Swedish government vows to help Indonesia on GAM issue
Adianto P. Simamora, The Jakarta Post, Jakarta
Sweden's Minister of Foreign Affairs Laila Freivalds said on Wednesday her government was prepared to help Indonesia resolve its standoff with the Free Aceh Movement (GAM), several of whose leaders live in self-imposed exile in Sweden.
Freivalds made the offer during bilateral talks with Indonesian Minister of Foreign Affairs Hassan Wirayuda in Jakarta on Wednesday.
"Any assistance that Sweden can offer to resolve this (GAM) problem, let us know," Freivalds was quoted as saying by Retno L.P. Marsudi, the director of West European Affairs at the Indonesian foreign ministry.
Freivalds arrived in Jakarta on Wednesday ahead of the 15th ASEAN-EU meeting on Thursday. During her two-day stay here, Freivalds also will meet with Minister of Justice and Human Rights Hamid Awaluddin.
During the meeting on Wednesday, Hassan briefed his Swedish counterpart on the results of recent informal meetings between the government and representatives of the Aceh rebels in Helsinki.
Representatives of the government and GAM held two rounds of talks at the Koeningstedt estate outside of Helsinki.
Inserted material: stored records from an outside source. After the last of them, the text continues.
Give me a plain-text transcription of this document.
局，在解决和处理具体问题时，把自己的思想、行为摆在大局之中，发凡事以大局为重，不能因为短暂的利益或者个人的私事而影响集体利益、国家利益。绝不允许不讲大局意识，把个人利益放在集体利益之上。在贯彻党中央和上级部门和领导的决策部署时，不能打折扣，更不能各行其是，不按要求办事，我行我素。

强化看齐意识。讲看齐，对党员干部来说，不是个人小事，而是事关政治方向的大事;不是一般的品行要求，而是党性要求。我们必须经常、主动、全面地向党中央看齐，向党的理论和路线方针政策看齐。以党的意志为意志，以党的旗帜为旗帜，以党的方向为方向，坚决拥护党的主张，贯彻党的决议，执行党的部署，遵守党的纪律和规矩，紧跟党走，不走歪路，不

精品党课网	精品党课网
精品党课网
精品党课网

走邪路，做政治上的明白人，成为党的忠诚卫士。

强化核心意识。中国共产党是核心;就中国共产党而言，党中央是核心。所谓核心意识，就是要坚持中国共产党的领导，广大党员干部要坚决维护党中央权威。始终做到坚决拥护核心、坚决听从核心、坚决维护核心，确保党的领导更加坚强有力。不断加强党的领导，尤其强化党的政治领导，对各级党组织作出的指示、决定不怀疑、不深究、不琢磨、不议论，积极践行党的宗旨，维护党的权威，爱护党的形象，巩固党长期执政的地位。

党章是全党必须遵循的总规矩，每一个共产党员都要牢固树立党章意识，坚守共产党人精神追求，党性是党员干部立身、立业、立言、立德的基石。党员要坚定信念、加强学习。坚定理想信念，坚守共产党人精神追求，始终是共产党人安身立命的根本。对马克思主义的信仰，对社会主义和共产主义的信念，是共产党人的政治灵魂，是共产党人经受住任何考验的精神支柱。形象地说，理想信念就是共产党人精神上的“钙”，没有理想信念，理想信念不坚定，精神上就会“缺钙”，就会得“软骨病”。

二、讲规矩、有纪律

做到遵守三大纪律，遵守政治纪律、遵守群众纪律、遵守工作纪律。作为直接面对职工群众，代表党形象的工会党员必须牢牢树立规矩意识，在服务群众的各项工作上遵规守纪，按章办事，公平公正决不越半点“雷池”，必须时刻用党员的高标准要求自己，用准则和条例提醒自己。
The talks were mediated by former Finnish president Martti Ahtisaari.
The Helsinki talks were aimed at exploring if it would be possible to reach a comprehensive solution to the conflict in Aceh within the framework of special autonomy for the province.
Hassan stressed that Indonesia would not give in to GAM's demands for independence, and asked the Swedish government to continue the legal process against GAM members living in Sweden.
"On one hand, we are trying to resolve the problems with GAM (such as through the Helsinki talks), but we also ask the Swedish government to continue taking legal steps against them," Retno said.
GAM has been fighting for independence for the oil-rich province on the northern tip of Sumatra since 1976, claiming that the Indonesian government has plundered Aceh's resources.
Since the start of the conflict, more than 12,000 people have been killed.